Command exit status:
  1

Command output:
  (empty)

Command error:
  Error: ES1_48_Control-lipid_0, ES2_48_Control-lipid_14, ES3_48_Control-lipid_21, ES4_164_Control-protein_0, ES5_164_Control-protein_14, ES6_164_Control-protein_21, ES7_SEM19-1354_Control-protein_14, ES8_SEM19-1354_Control-protein_21, ES9_172_Control-protein_0, ES10_172_Control-protein_14, ES11_172_Control-protein_21, ES12_209_MG-lipid_0, ES13_209_MG-lipid_14, ES14_209_MG-lipid_21, ES15_601_Control-protein_14, ES16_601_Control-protein_21, ES17_615_Control-protein_0, ES18_615_Control-protein_14, ES19_615_Control-protein_21, ES20_618_Control-lipid_0, ES21_618_Control-lipid_14, ES22_618_Control-lipid_21, ES23_Blue-010_Control-lipid_0, ES24_Blue-010_Control-lipid_21, ES25_619_MG-lipid_0, ES26_619_MG-lipid_14, ES27_619_MG-lipid_21, ES103_625_Control-lipid_0, ES104_625_Control-lipid_14, ES105_625_Control-lipid_21, ES31_Blue-055_MG-protein_0, ES32_Blue-055_MG-protein_14, ES33_101-LS_MG-lipid_0, ES34_101-LS_MG-lipid_14, ES35_101-LS_MG-lipid_21, ES36_AR17-21_MG-lipid_0, ES37_AR17-21_MG-lipid_14,
  Execution halted

Work dir:
  diffabundance/work/ed/3225f0361d750970c0c0439ac3407c

Tip: view the complete command output by changing to the process work dir and entering the command `cat .command.out`

Relevant files

command_files.tgz

System information

Nextflow version 22.10.1
Hardware HPC
Executor slurm
Container engine: Singularity
OS Linux
Version of nf-core/differentialabundance: dev
pinin4fjords commented 1 year ago

Thanks for reporting, will probably just need check.names = FALSE somewhere, I'll fix soon.

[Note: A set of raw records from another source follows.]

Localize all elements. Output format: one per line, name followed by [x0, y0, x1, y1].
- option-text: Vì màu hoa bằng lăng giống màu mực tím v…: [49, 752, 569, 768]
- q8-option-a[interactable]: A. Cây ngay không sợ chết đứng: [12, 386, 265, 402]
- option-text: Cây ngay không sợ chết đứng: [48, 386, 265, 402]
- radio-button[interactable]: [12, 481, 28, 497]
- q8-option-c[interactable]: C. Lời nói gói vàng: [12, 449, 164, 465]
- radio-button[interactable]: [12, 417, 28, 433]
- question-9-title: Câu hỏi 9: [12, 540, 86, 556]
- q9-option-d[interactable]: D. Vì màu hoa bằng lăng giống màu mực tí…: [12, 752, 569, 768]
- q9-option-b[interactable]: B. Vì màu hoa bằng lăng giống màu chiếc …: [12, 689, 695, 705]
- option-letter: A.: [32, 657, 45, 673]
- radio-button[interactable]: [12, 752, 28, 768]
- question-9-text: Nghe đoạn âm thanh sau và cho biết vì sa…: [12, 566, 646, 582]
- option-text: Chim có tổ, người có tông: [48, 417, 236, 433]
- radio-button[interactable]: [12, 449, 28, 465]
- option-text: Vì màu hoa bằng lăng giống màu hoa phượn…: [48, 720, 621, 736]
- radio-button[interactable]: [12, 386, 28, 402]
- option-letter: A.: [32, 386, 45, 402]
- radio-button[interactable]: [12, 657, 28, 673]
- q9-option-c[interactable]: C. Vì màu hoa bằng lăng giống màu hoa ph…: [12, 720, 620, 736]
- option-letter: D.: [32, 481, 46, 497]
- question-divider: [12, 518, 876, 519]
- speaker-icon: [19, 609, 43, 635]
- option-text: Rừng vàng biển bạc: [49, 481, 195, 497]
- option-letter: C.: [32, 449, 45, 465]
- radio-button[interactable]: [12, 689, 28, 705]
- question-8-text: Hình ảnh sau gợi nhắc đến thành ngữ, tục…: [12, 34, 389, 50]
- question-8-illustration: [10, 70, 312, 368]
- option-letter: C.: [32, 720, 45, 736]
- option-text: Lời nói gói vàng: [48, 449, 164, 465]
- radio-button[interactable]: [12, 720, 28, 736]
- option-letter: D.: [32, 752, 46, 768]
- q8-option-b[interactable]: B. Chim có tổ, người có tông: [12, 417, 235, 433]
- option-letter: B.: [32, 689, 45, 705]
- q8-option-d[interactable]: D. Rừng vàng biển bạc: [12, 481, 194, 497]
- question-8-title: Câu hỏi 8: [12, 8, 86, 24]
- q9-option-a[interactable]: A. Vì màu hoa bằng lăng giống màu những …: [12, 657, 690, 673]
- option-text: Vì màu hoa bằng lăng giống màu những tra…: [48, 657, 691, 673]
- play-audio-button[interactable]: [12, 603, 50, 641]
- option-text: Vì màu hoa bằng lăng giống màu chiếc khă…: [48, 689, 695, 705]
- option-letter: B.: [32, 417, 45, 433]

pinin4fjords commented 1 year ago

I believe https://github.com/nf-core/differentialabundance/pull/60 will fix this for the specific module. It may also come up in later modules though, so more testing will be required.

pinin4fjords commented 1 year ago

I believe this should be addressed by recent PRs. Please reopen if you encounter similar issues with the current dev version.